The Roquefort (French blue cheese) is made from the mold that grows on rye bread.
So even the moldy bread, in the right condition, can become a delicacy.
Some moulds are totally fine, see blue cheese. Some mycelium schlongs are dangerous, see death caps.
“Mycelium schlong”
Linguistic creativity at its best.
If the french eat frogs that’s fine, but when the south Americans do it everyone loses their minds.
(Poison dart frogs)
Wait I thought mushrooms were the flowers… Or are you telling me that flowers are also genitals!!! 💥
Flowers are flowers genitals as well.
Poppycock.
Yep lol just wait till you find out what pollen is analogous too lol
So bees are slutty sex pests and fly around covered in plant cum…
Yes… But technically they’re performing In Bee-tro fertilization (IBF) … I’ll show myself out
It’s more like they’re the unicorns to angiosperms. Meanwhile non angiosperm plants are the guy who busts a nut on the bus
What a life.
I prefer calling it flowers than genitallia
Some women also call it their flowers and yeah I go down on flowers. :finger-guns:
tomato tomato
Both are pictures of genitalia, one of them is just really really small, microscopic even, so you are being very insensitive towards the microscopic genitalia.
It doesn’t need to be big to do it’s job!😡
“why is that we eat the fruit and not the tree?”
Why apple but not apple seed
Cinnamon
Maple syrup
No one:
Everyone: adds a pointless “No one:” above perfectly valid memes
POV: Someone added a useless “no one” to their meme
POV: you’re the other person watching someone else do the action being described
And on top of that, a pointless Twitter comment.
I swear, every meme nowadays is three levels of reaction deep.
But how will i drive engagement to my shitter page if i don’t slap my username on every meme I find?
This one grinds my gears too because it doesn’t even make sense.
“No one said nothing” is a double negative. Shouldn’t it be
Everyone:
Or just
(awkward) silence
Most molds are about as closely related to mushrooms as flatworms are to humans
And humans are more closely related to mushrooms than plants!
Not to be confused with ringworms which are, in fact, a mold.
Or slime molds which are, in fact, an ameoba.
Now there’s a creature that really breaks our language conventions. Forget indeterminate gender, we can’t decide if it’s one creature or many at any given time.
the difference between eating mushrooms and eating mold is the difference between oral sex and vore
Wait am I supposed to just motion the mushroom in and out repeatedly then once it shrivels, the job is done?

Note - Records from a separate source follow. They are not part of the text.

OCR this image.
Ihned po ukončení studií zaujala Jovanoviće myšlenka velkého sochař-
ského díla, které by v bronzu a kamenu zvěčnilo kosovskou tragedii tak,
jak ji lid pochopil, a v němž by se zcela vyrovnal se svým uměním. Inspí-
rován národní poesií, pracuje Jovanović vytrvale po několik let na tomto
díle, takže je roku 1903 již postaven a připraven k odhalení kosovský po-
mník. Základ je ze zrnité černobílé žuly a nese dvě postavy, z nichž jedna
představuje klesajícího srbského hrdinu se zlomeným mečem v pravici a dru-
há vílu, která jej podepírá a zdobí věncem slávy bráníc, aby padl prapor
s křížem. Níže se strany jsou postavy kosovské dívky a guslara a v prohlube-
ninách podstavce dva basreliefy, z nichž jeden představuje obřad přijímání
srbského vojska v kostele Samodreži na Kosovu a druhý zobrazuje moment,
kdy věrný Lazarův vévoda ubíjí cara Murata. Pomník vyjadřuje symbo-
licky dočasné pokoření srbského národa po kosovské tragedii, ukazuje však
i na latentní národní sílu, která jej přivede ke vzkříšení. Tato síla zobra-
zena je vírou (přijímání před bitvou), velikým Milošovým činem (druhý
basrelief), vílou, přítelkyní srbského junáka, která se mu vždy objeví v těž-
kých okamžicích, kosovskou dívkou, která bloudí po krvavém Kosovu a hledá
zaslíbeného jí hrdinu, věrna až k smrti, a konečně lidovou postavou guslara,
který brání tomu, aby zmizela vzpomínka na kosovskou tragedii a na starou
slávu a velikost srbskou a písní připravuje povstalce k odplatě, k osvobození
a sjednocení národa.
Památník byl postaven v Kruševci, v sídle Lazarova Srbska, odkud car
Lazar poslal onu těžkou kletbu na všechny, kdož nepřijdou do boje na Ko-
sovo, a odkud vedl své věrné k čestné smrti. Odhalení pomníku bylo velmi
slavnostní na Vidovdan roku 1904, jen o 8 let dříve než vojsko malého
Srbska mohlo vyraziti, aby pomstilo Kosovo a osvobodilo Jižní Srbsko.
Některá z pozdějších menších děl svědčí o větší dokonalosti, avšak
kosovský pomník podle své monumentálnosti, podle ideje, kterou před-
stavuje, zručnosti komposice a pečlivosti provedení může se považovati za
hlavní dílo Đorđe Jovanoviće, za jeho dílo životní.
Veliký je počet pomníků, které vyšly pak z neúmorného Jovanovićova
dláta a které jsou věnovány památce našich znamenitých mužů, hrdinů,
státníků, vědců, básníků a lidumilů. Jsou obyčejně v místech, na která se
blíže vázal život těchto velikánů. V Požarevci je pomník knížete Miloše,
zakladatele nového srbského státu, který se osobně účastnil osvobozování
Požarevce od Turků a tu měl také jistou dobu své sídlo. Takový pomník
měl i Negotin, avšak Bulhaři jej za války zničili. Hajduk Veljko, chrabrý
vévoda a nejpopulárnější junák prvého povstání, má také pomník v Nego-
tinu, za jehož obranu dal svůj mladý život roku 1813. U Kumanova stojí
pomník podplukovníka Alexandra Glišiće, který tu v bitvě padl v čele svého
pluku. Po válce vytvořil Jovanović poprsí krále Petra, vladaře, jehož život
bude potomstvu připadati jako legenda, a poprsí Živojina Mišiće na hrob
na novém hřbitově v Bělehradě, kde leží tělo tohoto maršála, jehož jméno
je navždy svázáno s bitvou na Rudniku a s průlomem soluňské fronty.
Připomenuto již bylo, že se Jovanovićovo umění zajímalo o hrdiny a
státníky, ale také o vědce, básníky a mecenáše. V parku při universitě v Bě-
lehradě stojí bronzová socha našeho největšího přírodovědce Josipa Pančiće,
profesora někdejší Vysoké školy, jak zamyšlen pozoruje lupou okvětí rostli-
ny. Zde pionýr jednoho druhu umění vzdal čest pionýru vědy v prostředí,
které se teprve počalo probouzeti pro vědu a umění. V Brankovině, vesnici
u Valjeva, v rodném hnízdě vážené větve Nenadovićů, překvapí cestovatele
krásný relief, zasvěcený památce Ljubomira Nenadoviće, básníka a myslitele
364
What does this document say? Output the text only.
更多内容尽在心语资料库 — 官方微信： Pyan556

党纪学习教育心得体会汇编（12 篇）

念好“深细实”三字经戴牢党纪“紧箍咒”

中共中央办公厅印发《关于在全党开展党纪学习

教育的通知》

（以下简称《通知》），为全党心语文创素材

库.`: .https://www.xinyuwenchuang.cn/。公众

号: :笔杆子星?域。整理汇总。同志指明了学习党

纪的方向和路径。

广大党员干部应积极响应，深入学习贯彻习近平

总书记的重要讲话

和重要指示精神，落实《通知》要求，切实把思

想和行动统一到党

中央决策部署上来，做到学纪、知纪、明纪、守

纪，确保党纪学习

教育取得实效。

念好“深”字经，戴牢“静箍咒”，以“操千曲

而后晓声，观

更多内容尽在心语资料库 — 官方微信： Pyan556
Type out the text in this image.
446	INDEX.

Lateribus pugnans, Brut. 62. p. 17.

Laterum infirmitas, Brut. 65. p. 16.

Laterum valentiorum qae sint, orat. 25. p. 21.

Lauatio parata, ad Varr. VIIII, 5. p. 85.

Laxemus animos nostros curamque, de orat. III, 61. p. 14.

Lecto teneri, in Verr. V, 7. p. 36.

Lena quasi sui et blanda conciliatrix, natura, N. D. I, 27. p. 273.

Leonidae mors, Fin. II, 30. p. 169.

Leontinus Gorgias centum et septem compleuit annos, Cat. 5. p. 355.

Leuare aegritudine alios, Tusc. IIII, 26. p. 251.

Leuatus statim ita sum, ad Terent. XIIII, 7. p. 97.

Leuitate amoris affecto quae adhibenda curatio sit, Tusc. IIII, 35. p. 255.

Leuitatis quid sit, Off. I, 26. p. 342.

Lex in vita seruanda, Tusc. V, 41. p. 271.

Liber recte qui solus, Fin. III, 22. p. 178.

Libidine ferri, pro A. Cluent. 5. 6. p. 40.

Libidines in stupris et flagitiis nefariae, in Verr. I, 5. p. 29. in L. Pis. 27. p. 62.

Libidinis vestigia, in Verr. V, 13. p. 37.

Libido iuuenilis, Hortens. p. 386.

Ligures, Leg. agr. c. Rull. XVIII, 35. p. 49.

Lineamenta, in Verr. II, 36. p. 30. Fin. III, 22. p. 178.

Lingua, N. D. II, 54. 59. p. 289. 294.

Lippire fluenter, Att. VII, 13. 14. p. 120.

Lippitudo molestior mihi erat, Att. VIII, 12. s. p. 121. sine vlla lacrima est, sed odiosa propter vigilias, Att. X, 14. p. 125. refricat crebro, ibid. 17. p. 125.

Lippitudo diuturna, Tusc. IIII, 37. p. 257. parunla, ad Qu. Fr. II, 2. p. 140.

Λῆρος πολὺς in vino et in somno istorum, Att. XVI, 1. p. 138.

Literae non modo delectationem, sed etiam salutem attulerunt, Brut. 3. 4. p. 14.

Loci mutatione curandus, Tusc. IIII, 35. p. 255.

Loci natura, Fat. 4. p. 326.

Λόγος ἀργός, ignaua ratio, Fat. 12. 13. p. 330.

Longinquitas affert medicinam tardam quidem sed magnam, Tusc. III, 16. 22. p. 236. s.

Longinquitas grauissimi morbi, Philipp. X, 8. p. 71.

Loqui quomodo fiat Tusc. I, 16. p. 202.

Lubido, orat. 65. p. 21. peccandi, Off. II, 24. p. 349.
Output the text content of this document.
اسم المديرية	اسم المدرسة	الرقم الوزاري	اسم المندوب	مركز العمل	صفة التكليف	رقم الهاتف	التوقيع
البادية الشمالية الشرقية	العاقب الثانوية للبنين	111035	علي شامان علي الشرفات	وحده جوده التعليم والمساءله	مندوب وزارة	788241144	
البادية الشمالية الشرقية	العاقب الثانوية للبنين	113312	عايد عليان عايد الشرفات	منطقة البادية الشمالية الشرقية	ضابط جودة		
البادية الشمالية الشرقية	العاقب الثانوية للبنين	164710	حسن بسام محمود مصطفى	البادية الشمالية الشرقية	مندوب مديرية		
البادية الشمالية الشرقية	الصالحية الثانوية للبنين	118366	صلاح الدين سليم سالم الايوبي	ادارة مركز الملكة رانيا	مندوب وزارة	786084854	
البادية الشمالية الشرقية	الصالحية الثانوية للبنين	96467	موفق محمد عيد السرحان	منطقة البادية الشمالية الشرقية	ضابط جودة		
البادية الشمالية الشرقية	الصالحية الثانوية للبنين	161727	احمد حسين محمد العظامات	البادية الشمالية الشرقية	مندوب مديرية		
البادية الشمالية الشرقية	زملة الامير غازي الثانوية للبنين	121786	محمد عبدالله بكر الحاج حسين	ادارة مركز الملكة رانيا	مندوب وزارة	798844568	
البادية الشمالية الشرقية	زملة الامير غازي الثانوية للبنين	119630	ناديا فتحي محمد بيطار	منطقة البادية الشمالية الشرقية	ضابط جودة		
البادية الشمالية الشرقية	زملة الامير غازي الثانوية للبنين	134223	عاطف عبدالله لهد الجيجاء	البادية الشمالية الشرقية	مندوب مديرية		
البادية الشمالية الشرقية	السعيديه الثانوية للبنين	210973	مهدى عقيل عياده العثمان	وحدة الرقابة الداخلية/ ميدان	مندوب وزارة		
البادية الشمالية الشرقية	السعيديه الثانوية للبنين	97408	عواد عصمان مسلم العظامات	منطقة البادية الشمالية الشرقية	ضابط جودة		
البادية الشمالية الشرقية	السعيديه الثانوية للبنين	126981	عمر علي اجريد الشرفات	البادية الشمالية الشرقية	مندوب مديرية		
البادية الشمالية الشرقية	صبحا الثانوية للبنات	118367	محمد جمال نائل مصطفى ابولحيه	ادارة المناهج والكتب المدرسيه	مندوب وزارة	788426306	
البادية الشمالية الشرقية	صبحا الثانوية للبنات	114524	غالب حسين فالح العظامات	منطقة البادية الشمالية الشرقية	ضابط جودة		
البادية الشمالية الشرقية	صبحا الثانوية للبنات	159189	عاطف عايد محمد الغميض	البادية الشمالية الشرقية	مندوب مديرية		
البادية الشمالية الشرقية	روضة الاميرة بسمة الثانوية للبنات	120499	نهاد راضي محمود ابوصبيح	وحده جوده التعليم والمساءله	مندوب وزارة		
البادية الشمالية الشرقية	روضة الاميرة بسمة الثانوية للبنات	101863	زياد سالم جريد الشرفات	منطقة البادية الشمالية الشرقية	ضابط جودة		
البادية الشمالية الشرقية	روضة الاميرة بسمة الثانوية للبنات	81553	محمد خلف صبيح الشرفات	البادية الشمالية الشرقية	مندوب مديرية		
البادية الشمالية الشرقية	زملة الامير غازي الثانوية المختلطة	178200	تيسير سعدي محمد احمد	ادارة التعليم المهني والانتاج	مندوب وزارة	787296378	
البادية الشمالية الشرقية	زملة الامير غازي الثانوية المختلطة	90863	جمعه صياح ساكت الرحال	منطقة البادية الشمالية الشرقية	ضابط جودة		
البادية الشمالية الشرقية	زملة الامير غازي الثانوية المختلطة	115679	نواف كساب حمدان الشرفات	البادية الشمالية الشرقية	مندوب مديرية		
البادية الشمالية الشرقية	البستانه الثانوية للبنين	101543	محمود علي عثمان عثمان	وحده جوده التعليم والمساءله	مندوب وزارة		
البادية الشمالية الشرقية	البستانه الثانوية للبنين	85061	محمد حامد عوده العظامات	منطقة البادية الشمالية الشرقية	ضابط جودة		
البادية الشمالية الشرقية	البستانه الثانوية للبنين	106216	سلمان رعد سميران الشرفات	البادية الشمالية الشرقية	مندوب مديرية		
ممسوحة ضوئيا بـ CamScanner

99% of mold gives humans something between mild discomfort and death. The remaining 1% tastes good with butter.
Not quiet
98.99% of mold gives humans something between mild discomfort and death, 1% tastes good with butter. The the remaining 0.01% is estimated to have saved over half a billion lives.
And 0.00001% makes me see and feel funny things
More of them do that, but only once.
Pretty sure the antibiotics also taste good with butter.
What doesn’t taste good with butter?
Kale, raw fresh fruit, sushi.
Plain yogurt, lettuce, candies.
It ain’t plain if it’s with butter
And then there are the few lucky people who die a whole lot faster if they take that .01%
Ah, so there are 3 options- discomfort, death, and nutrition. Therefore, every time you eat a fungus, you have a 1/3 chance of dying. Thanks for the info!
NotHowStatisticsWork
Just as believing in a deity gives you a 50% chance of salvation.
True; some mold is actually medicine. Therefore you only have 1/4 chance of dying.
1/5, some are hallucinogens
Yeah? Then successfully explain how statistics work, smart guy. But I warn you, there’s a 50% chance you’ll fail.
It’s actually 50% because it either kills you or is doesn’t. Those are the two options.
You both sound correct. No idea who to trust, so I guess there’s a 50:50 chance that it’s 50% or that it’s one in three.
Or when growing in cheese.
Cheese also tastes good with butter.
Srsly? It’s pretty simple - some forms of mold are delicious and others aren’t.
Here’s another mystery to ponder: Why do people generally love having sex but hate doing housework that involves the same amount of effort? Have fun.
There’s housework that involves lying down while someone else puts in all the effort?
Ya it’s called affording a maid
This bacterium gives me the sniffles. This other bacterium liquefies and eats my muscles. But if I don’t have enough of this other bacterium in me, I get violent explosive shits??
Blue cheese would like a word.
Whoa there… We eat mold too if they’re the right type and on the right things.